Overview

This project explores the design and optimization of a variable MEMS capacitor for real-time antenna tuning in RF circuits. Utilizing a comb-drive actuator design for C2 in the Pi-filter, the device dynamically adjusts capacitance to compensate for variations in antenna impedance Z0 around its nominal value of 50 Ω. See the final IEEE report and presentation for more detailed information about the project.

Methodology

Consisting of fixed capacitor C1, inductor L, and variable MEMS capacitor C2, the filter is designed with a center frequency of 2.4 GHz to support common wireless communication bands. The comb drive variable MEMS capacitor was designed to enable precise capacitance tuning through electrostatic actuation. Precise voltages applied across the fingers induce electrostatic forces that push/pull the movable fingers, altering the capacitance with the change in overlapping area. Key parameters such as finger thickness, length, and the number of movable fingers were optimized to achieve maximum tuning range while minimizing power consumption and footprint.

Implementation

The mechanical behavior of the comb drive was modeled to ensure a balance between electrostatic force and the restoring force provided by the integrated spring structure. A series of optimization analyses were conducted to determine the ideal design parameters for the comb drive. A MATLAB sweep analysis was performed (with constant C1 = 1.206 pF and C2 = 1.666 pF) that revealed an ideal inductor value of L = 2.64 nH to minimize the number of capacitance fingers in the comb drive and the number of fingers in the spring structure at 187. The study identified a balance between performance and physical constraints, allowing the capacitor to achieve a tunable range of 2.056 pF to 1.367 pF for input voltages between 0 V and 3.3 V, respectively.

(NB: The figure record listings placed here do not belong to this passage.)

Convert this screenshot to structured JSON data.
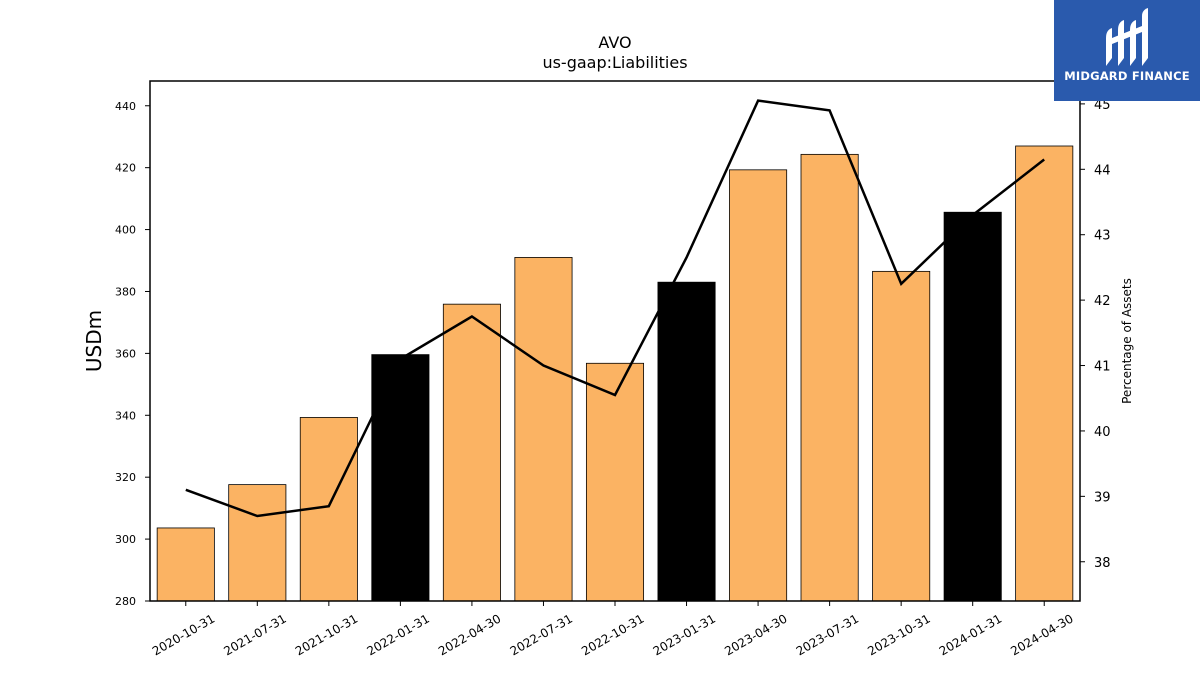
{
  "brand": {
    "name": "MIDGARD FINANCE",
    "logo_icon": "midgard-finance-logo-icon",
    "background_color": "#2a5aad"
  },
  "chart_data": {
    "type": "bar",
    "title": "AVO",
    "subtitle": "us-gaap:Liabilities",
    "ylabel": "USDm",
    "y2label": "Percentage of Assets",
    "categories": [
      "2020-10-31",
      "2021-07-31",
      "2021-10-31",
      "2022-01-31",
      "2022-04-30",
      "2022-07-31",
      "2022-10-31",
      "2023-01-31",
      "2023-04-30",
      "2023-07-31",
      "2023-10-31",
      "2024-01-31",
      "2024-04-30"
    ],
    "bar_values": [
      303.6,
      317.6,
      339.3,
      359.6,
      375.9,
      391.0,
      356.8,
      383.0,
      419.3,
      424.3,
      386.5,
      405.6,
      427.0
    ],
    "bar_colors": [
      "#fbb363",
      "#fbb363",
      "#fbb363",
      "#000000",
      "#fbb363",
      "#fbb363",
      "#fbb363",
      "#000000",
      "#fbb363",
      "#fbb363",
      "#fbb363",
      "#000000",
      "#fbb363"
    ],
    "line_values": [
      39.1,
      38.7,
      38.85,
      41.1,
      41.75,
      41.0,
      40.55,
      42.65,
      45.05,
      44.9,
      42.25,
      43.3,
      44.15
    ],
    "ylim": [
      280,
      448
    ],
    "y2lim": [
      37.4,
      45.35
    ],
    "yticks": [
      280,
      300,
      320,
      340,
      360,
      380,
      400,
      420,
      440
    ],
    "y2ticks": [
      38,
      39,
      40,
      41,
      42,
      43,
      44,
      45
    ],
    "grid": false,
    "colors": {
      "bar_default": "#fbb363",
      "bar_highlight": "#000000",
      "line": "#000000"
    }
  }
}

Microfabrication Processes

Two distinct microfabrication processes were proposed for manufacturing the MEMS capacitor. The first process, shown below, used LPCVD, DRIE etching, and lift-off techniques to fabricate the silicon-based comb drive structure. This method ensured precise feature definition but required careful control over deposition and etching steps. The second process leveraged electroplating and low-temperature fabrication to minimize residual stress in the comb structure, improving structural integrity and manufacturability. Both methods were evaluated based on feasibility, cost-effectiveness, and compatibility with modern MEMS fabrication techniques and are outlined in further detail in the report.